AU FIL DES HOMELIES

SANS LE VOIR VOUS L'AIMEZ

2 Tm 1, 1-9 ; Lc 22, 24-30
SS. Tite et Timothée - (26 janvier 1981)
Homélie du Frère Daniel BOURGEOIS

L'Isle-sur-Aumont : un disciple à la massue 

N

ous célébrons aujourd'hui la fête des saints évêques Timothée et Tite. Il y a, dans le Nouveau Testament, deux passages que je trouve particulièrement émouvants. 

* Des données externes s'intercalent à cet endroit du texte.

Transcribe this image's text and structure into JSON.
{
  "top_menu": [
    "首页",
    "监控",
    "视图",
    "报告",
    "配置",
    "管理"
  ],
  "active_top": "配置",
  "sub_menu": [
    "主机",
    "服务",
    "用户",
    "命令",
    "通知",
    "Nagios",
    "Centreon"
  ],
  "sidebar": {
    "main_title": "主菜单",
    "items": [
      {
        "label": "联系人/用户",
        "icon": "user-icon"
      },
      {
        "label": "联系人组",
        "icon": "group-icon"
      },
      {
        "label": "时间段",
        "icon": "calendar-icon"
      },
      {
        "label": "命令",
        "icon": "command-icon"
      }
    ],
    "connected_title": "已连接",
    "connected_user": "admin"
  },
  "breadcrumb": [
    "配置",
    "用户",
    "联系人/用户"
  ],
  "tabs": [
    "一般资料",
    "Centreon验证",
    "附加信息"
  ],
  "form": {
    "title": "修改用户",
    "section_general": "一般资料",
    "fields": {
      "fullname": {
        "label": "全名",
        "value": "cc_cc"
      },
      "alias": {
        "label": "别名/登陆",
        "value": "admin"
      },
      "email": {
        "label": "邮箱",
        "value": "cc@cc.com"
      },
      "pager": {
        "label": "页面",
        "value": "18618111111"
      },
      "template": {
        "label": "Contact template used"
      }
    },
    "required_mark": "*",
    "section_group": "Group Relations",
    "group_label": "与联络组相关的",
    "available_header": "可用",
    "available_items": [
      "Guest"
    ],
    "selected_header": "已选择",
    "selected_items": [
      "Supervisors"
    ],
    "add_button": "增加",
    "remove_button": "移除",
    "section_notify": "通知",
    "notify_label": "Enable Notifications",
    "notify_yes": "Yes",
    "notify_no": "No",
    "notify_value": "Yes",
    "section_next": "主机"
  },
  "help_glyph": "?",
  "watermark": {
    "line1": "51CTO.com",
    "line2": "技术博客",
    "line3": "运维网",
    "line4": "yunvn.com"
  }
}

Le premier c'est une phrase de saint Pierre dans l'une de ses épîtres. Il dit aux disciples beaucoup plus jeunes que lui qui ont cru à la parole du Christ : "Sans le voir, vous l'aimez et vous tressaillez de joie en attendant sa venue !" C'était pour l'apôtre Pierre une joie profonde que de voir ceux qui n'avaient pas connu personnellement le Christ, ceux qui déjà d'une génération suivante, avaient donné tout leur cœur au Christ par la foi et par l'amour de leurs frères, que ceux-là recevaient en plénitude le témoignage que Pierre leur apportait. Autrement dit, ils n'avaient pas vu le Christ et ils l'aimaient, alors que Pierre, lui qui pourtant avait vu le Christ à certains moments n'avait pas su l'aimer. Et cela remplissait son cœur de joie. 

L'autre passage, c'est ce début de la lettre de Paul à Timothée. C'est au fond la même attitude. Paul se rend compte qu'il est à la fin de sa vie, qu'il est prisonnier et que, bientôt, il ne pourra plus annoncer le Christ. Et il s'aperçoit, comme émerveillé, que ses disciples qui, eux non plus, n'ont pas connu directement le Christ, que ce soit Tite ou Timothée, ses disciples, eux, vont continuer la tâche d'évangélisation qui a animé Paul et tous les disciples de la première génération. 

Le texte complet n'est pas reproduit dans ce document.